Synaptotagmin-1-null-induced disinhibition of spontaneous release is independent of GABAergic control of mEPSCs and partly calcium dependent. A1, Long-term bicuculline treatment (+ Bic _pre) increases mEPSC frequency in wild-type (C57BL/6; Syt-1^+/+) mixed pairs (p < 0.001, Student's t test comparing average mEPSC frequency between control and bicuculline pretreated mixed pairs). A2, Long-term bicuculline treatment showed an additive effect on mEPSC frequency in Syt-1^−/− mutant mixed pairs (right, p < 0.05, Student's t test comparing average mEPSC frequency between control and bicuculline pretreated Syt-1^−/− mixed pairs). Data from Figure 5B are included in the “−Bic_pre” group. B, Summarizing effect of long-term bicuculline treatment on mEPSC frequency in NMRI (magenta), Syt-1^+/+ (green), and Syt-1^−/− (blue) mixed pairs. Note the increase in both mIPSC and mEPSC release rate in Syt-1^−/− mixed pairs, while additional long-term bicuculline treatment affects only the mEPSC release rate in these pairs.

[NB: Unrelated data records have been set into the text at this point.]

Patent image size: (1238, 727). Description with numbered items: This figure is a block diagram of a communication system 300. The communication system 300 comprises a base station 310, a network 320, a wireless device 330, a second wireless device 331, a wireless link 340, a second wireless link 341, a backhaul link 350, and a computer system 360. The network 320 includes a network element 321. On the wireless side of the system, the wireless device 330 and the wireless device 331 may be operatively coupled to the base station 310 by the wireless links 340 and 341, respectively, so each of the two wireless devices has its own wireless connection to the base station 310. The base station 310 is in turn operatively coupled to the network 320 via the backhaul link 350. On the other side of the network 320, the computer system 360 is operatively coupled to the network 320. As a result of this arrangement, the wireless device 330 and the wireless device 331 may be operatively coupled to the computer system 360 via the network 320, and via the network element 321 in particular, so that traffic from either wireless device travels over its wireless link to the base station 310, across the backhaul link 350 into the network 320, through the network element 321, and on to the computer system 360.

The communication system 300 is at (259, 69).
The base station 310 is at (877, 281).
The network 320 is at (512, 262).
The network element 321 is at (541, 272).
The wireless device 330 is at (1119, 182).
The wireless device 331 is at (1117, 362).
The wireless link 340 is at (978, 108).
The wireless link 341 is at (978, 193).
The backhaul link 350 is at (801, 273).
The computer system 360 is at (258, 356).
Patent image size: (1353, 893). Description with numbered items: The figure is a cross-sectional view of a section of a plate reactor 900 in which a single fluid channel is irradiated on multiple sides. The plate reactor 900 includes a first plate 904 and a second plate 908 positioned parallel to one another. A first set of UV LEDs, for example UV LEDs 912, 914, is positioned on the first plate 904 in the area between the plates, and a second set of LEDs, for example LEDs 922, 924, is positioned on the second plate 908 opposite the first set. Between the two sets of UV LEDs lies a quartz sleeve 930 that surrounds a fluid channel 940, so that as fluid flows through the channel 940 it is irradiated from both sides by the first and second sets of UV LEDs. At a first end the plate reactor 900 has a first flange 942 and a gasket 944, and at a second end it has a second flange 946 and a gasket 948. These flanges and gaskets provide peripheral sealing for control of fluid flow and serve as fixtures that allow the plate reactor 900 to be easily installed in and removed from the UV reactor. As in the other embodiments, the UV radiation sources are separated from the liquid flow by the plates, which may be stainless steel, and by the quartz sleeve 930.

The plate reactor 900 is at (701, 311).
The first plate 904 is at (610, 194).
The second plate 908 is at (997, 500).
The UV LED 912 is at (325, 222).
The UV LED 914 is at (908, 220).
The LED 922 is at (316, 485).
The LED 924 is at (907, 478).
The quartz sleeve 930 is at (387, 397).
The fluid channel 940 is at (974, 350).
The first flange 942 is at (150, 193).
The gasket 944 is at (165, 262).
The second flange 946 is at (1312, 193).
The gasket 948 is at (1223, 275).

C1, BAPTA-AM (20 μm, 20 min at 37°C) strongly reduced mEPSC frequency in homotypic pairs (∼95% of events are calcium dependent), and both mEPSC and mIPSC frequency in mixed pairs (∼80% are calcium dependent). C2, BAPTA-AM pretreatment induced a similar decrease in mEPSC release in Syt-1^−/− homotypic pairs. In contrast, mEPSC and mIPSC frequency remained elevated in Syt-1^−/− mixed pairs compared with control, suggesting an increase in spontaneous release willingness (p < 0.01, Student's t test, comparing average mEPSC and mIPSC frequency between control and BAPTA-AM pretreated Syt-1^−/− mixed pairs. n.s.: not significant).